Tuesday, 1 October 2019

Pamiers Sunday and Monday

September 29 & 30, Pamiers:
Wendy had us booked into an old style hotel full of charm, old paintings and fancy ceilings. What it  didn’t appear to have was any other guests. It’s Sunday and it’s closed. Since we booked on Booking.com we were able to check in by phoning when we arrived outside. The door was unlocked for us and we were shown in. It was explained to us that there is no staff on Sunday and Mondays, just him. Turned out we did see a couple of other guests coming and going, but it was very quiet and comfortable.

Don’t think this town is a place tourists bother with. Seemed fairly scuzzy to us, especially in the closest plaza to our hotel. But we had coffee outside there and enjoyed watching all the comings and goings around us and the place was beautiful and green with this very interesting decoration which I loved.


We had the best dinner yet at a restaurant that had been suggested to us by a server at the bar we stopped at for a cold drink on our way into town. The restaurant was called Les Bains Douches which seemed like an odd name for a place to eat but it was excellent. We sat right along the edge of the little  canal that runs through town so we could watch the ducks floating down and then trying to swim back upstream against the fast moving water while we ate. A lovely setting.

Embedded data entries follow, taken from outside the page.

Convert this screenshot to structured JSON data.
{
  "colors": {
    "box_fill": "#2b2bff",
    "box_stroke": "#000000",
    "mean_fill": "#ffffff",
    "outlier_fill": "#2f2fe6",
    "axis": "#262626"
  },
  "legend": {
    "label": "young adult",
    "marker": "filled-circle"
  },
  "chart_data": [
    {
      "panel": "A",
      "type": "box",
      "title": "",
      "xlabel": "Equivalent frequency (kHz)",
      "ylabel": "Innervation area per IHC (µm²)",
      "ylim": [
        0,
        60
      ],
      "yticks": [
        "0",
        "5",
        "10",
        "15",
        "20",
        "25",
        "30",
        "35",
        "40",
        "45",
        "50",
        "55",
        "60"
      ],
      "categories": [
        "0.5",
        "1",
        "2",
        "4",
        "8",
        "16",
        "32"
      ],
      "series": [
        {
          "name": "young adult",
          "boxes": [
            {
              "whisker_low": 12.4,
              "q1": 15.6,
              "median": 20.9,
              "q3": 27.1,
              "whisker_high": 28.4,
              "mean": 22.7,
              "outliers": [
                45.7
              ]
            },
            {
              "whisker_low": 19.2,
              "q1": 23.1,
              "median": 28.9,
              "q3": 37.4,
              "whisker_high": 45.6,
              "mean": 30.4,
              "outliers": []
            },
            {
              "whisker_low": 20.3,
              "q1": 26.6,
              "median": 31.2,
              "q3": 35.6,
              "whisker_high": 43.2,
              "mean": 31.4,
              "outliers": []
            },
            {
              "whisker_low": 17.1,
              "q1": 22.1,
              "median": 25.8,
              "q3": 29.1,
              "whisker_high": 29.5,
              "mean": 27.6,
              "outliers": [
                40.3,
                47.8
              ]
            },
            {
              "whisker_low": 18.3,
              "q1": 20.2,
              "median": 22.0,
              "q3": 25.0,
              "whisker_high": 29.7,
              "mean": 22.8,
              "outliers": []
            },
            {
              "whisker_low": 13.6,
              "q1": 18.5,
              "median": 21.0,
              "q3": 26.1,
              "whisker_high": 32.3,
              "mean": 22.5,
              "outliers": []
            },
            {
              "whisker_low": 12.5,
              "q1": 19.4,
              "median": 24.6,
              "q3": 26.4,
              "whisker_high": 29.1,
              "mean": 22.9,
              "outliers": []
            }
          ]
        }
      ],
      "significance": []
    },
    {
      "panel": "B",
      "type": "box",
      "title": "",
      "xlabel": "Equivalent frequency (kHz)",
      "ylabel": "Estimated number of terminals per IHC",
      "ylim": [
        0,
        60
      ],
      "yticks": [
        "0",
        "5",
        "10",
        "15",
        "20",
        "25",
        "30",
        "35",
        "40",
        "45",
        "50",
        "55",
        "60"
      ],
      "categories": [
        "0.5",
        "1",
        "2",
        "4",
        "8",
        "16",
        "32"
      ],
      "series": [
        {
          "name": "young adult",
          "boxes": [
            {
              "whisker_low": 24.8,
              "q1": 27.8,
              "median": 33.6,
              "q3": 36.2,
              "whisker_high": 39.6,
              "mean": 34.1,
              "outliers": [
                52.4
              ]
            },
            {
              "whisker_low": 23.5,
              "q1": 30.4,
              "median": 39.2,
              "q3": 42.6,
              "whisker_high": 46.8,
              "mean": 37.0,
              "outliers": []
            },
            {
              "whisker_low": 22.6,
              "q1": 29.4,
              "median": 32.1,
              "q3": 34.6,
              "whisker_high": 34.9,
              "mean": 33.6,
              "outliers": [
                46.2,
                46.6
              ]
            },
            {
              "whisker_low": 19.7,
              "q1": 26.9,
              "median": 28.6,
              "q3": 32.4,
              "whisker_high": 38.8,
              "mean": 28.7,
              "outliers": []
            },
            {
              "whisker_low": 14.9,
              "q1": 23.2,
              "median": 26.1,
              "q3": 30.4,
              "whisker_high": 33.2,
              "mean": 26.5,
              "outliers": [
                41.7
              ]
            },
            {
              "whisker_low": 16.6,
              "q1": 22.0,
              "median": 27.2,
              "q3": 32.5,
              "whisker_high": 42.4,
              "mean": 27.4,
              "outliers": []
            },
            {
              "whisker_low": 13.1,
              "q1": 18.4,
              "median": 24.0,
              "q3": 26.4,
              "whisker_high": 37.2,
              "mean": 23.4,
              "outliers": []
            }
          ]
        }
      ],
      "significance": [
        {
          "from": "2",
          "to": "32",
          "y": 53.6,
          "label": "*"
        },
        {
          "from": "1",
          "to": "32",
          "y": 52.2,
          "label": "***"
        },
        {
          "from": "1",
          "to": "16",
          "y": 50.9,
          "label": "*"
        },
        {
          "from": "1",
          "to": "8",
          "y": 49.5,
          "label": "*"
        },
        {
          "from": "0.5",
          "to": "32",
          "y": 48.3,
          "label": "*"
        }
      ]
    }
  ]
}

My entree was an amazing gazpacho soup with a scoop of basil ice cream. First time I have ever had that, apparently the chef’s creation. Wendy had pressé du canard with the same basil ice cream. I followed this with roast veal in an onion sauce while Wendy had escalope de dinde (turkey) in a mustard sauce. Dessert was a chocolate mousse with chocolate ice cream. With a bottle of the local red wine Corbieres “La Demoiselle” – THE best meal in along time!





We spent Monday planning the rest of our trip. We have decided to move on to Plan B because the next part of this walk becomes much hillier and the stages longer with limited accommodation available to easily break it up. We enjoy being able to stop for a coffee or lunch and even have a choice for dinner at night. That has not been the case so far on this walk. So we have picked a few places we really have wanted to see in this part of France and will try and stay a few days in each. Love to see new places and have some new adventures. On Tuesday we will take the train to Toulouse for 3 nights, then up to Albi for 5 nights in a little apartment. We are both happy that we were able to hike for 6 days and get to know a part of the Voie de Piémont. It was wonderful to walk along and see the Pyrénées silhouetted on our left, and to go by the fields of sunflowers, corn, or beautifully ploughing hillsides, and see the local vineyards.